Please read the instructions for what to do and help.

Where this was discussed

The full discussion, including the original CCI case discussion from late August and the subsequent discussion at the administrator's noticeboard for incidents, can be found at Wikipedia:Administrators' noticeboard/Incidents/CCI, where we analyzed samples of articles, discussed options, and tried to come up with a means for managing such a huge investigation. There is also relevant discussion at User talk:Uncle G and User talk:Moonriddengirl (and their respective archives for September 2010).

Footnotes

  1. ^ This explanation from Moonriddengirl:

    There is a duty of care implicit in 17 U.S.C. § 512(c)(1)(A)(ii). As explicated in Report 105-551 pt.2 by the House of Representatives:

    New subsection (c)(1)(A)(ii) can best be described as a ‘‘red flag’’ test. As stated in new subsection (c)(l), a service provider need not monitor its service or affirmatively seek facts indicating infringing activity (except to the extent consistent with a standard technical measure complying with new subsection (h)), in order to claim this limitation on liability (or, indeed any other limitation provided by the legislation). However, if the service provider becomes aware of

    a ‘‘red flag’’ from which infringing activity is apparent, it will lose the limitation of liability if it takes no action. The ‘‘red flag’’ test has both a subjective and an objective element. In determining whether the service provider was aware of a ‘‘red flag,’’ the subjective awareness of the service provider of the facts or circumstances in question must be determined. However, in deciding whether those facts or circumstances constitute a ‘‘red flag’’—in other words,

    whether infringing activity would have been apparent to a reasonable person operating under the same or similar circumstances— an objective standard should be used.
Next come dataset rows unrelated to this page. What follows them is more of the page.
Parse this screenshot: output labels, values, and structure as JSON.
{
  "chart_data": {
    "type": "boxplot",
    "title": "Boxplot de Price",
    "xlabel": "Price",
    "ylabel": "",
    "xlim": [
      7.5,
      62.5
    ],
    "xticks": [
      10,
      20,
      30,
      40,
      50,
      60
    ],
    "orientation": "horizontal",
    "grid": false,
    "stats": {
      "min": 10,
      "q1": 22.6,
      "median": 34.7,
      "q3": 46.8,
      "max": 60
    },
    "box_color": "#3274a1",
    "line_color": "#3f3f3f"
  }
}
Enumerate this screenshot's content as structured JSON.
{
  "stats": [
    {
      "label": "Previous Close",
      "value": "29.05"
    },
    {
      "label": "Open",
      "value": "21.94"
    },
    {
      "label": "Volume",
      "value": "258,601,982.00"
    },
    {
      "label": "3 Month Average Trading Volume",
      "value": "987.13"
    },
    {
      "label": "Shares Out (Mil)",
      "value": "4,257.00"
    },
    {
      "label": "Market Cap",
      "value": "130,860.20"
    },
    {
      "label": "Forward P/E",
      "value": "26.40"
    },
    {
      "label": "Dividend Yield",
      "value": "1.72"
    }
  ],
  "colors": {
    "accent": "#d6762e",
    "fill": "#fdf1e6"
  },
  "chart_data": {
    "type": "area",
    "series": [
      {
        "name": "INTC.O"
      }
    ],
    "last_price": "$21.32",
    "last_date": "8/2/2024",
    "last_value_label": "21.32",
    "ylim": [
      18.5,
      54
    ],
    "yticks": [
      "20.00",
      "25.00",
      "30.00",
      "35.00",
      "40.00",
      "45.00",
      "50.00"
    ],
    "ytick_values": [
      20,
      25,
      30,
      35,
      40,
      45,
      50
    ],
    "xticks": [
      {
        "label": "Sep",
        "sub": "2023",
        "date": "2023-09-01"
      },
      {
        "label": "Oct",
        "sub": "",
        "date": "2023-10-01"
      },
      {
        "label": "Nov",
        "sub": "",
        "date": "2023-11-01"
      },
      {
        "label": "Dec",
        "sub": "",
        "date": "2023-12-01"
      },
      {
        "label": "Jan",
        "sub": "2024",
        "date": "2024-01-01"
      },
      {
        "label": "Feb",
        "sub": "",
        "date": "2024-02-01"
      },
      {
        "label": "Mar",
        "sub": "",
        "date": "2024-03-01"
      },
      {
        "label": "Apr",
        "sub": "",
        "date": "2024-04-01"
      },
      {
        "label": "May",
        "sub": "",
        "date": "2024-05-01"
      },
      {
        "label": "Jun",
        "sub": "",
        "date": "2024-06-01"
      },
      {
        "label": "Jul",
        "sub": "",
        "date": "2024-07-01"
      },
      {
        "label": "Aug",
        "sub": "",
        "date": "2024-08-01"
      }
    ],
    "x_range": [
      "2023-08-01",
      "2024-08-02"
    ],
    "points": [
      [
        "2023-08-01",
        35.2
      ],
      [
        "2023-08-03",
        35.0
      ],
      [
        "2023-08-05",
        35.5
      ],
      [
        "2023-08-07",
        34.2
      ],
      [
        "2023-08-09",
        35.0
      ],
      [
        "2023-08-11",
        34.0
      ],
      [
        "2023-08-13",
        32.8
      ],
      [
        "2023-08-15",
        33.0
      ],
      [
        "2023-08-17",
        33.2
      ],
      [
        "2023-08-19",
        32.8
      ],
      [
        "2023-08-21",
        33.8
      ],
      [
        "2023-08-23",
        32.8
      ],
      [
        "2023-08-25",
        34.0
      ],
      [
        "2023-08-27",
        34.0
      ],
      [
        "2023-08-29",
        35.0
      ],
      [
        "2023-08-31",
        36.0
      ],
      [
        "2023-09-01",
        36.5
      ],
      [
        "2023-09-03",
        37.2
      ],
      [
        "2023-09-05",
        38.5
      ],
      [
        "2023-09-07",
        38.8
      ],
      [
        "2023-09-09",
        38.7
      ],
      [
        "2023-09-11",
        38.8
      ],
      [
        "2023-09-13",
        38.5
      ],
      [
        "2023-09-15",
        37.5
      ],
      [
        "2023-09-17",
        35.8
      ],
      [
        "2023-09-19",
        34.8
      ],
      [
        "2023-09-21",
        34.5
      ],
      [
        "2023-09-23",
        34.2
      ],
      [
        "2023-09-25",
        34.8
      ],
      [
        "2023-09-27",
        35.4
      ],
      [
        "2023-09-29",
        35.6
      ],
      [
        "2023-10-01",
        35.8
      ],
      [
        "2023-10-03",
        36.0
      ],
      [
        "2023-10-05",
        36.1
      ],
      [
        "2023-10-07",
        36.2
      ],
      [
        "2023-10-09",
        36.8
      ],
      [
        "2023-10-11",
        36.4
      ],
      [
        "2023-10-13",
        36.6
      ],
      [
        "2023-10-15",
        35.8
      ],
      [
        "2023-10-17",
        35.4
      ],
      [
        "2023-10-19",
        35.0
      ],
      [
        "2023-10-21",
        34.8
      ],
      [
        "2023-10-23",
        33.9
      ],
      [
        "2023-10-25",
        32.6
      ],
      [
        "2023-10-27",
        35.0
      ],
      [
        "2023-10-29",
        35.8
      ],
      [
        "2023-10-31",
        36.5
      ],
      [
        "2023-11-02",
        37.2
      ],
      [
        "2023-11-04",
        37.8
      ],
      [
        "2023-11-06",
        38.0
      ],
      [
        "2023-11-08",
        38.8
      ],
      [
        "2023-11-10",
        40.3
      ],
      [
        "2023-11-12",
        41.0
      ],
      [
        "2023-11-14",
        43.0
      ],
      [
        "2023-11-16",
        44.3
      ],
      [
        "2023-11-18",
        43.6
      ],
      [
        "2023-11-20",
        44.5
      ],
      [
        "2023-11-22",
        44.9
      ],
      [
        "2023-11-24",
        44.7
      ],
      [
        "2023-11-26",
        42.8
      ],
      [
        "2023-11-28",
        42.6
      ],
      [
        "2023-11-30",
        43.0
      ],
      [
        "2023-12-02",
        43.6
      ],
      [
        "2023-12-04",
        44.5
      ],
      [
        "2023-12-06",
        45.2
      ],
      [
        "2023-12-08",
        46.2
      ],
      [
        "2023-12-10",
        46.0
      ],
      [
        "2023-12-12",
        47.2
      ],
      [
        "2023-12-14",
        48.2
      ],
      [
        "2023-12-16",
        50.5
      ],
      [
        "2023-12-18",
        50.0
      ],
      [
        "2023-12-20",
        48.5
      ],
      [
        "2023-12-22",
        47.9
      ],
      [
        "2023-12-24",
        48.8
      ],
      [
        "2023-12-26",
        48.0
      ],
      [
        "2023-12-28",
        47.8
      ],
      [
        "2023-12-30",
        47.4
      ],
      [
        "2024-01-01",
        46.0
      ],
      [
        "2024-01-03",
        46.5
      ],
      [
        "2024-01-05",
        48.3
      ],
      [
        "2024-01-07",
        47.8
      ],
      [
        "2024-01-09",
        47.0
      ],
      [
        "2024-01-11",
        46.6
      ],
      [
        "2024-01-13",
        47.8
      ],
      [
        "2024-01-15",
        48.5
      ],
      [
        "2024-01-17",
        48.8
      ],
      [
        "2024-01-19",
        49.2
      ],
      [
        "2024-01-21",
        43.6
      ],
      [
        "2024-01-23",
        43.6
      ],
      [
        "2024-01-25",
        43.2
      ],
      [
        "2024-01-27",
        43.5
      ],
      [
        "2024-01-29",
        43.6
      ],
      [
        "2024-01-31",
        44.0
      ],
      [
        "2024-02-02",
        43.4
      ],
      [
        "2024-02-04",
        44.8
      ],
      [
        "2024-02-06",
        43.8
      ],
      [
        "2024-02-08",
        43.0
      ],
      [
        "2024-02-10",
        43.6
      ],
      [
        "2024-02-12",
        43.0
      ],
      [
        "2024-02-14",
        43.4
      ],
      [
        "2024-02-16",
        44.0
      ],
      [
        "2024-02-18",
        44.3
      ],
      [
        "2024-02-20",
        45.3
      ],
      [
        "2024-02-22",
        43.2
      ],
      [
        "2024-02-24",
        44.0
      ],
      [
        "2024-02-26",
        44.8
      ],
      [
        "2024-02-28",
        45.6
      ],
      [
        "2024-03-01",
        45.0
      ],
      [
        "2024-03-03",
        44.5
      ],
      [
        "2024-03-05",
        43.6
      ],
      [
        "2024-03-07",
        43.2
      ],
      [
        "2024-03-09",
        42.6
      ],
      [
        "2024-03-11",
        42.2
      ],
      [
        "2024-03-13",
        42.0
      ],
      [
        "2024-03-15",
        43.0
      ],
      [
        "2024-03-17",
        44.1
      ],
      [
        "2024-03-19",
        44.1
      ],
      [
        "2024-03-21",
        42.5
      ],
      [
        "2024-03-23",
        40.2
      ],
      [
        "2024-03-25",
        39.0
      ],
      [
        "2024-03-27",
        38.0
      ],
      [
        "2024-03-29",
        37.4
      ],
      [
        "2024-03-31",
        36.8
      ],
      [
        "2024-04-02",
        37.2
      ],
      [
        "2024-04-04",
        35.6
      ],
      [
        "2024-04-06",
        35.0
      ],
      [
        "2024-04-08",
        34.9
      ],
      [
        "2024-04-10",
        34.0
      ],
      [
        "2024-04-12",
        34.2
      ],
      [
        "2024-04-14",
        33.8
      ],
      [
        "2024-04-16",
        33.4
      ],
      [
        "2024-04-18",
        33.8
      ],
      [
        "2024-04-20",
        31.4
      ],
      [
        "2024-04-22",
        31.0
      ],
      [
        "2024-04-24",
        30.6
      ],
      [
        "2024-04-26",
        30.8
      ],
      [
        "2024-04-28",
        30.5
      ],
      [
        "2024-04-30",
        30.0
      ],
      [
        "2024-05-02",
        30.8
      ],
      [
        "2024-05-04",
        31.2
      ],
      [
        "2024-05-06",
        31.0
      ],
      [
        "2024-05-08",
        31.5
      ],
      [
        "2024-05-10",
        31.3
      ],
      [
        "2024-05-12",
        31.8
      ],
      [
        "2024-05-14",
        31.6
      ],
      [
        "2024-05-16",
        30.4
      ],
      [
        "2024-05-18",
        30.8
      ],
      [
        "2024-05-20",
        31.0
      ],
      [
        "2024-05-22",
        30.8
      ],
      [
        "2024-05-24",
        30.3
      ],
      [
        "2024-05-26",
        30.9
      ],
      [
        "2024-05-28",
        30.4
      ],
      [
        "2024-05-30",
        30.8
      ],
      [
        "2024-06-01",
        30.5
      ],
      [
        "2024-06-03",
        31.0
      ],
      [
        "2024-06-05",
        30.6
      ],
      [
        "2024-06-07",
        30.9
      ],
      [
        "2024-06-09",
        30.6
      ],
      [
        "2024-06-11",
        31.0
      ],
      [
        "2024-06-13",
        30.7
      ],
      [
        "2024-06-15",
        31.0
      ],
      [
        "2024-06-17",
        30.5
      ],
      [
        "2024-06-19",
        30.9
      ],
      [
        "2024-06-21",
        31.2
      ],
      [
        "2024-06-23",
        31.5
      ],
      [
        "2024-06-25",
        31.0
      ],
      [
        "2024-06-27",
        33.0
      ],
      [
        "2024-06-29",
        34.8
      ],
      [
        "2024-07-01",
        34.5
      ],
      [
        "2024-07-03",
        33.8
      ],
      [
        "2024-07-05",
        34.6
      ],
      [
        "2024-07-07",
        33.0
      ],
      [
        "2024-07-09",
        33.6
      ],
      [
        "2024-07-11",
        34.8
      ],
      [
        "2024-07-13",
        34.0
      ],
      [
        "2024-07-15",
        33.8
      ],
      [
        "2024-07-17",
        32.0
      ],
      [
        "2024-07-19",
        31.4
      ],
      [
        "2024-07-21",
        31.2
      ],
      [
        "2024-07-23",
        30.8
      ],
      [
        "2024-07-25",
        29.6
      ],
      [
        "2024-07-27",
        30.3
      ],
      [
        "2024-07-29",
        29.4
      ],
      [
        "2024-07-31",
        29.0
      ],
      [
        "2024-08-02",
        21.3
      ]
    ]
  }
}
  2. ^ Even aside from the legal obligations to take action once we become aware of the problem, we have an obligation to people who re-use Wikipedia content, which we intend to be freely re-usable. People who, for example, create printed books mirroring Wikipedia articles would end up fixing copyright violations into print if we left articles untouched until we got around to them at some indefinite point in the future.
  3. ^ In any case, CorenSearchBot only reviews new articles. It only looked over the 10,000 created articles and only their initial revisions at that.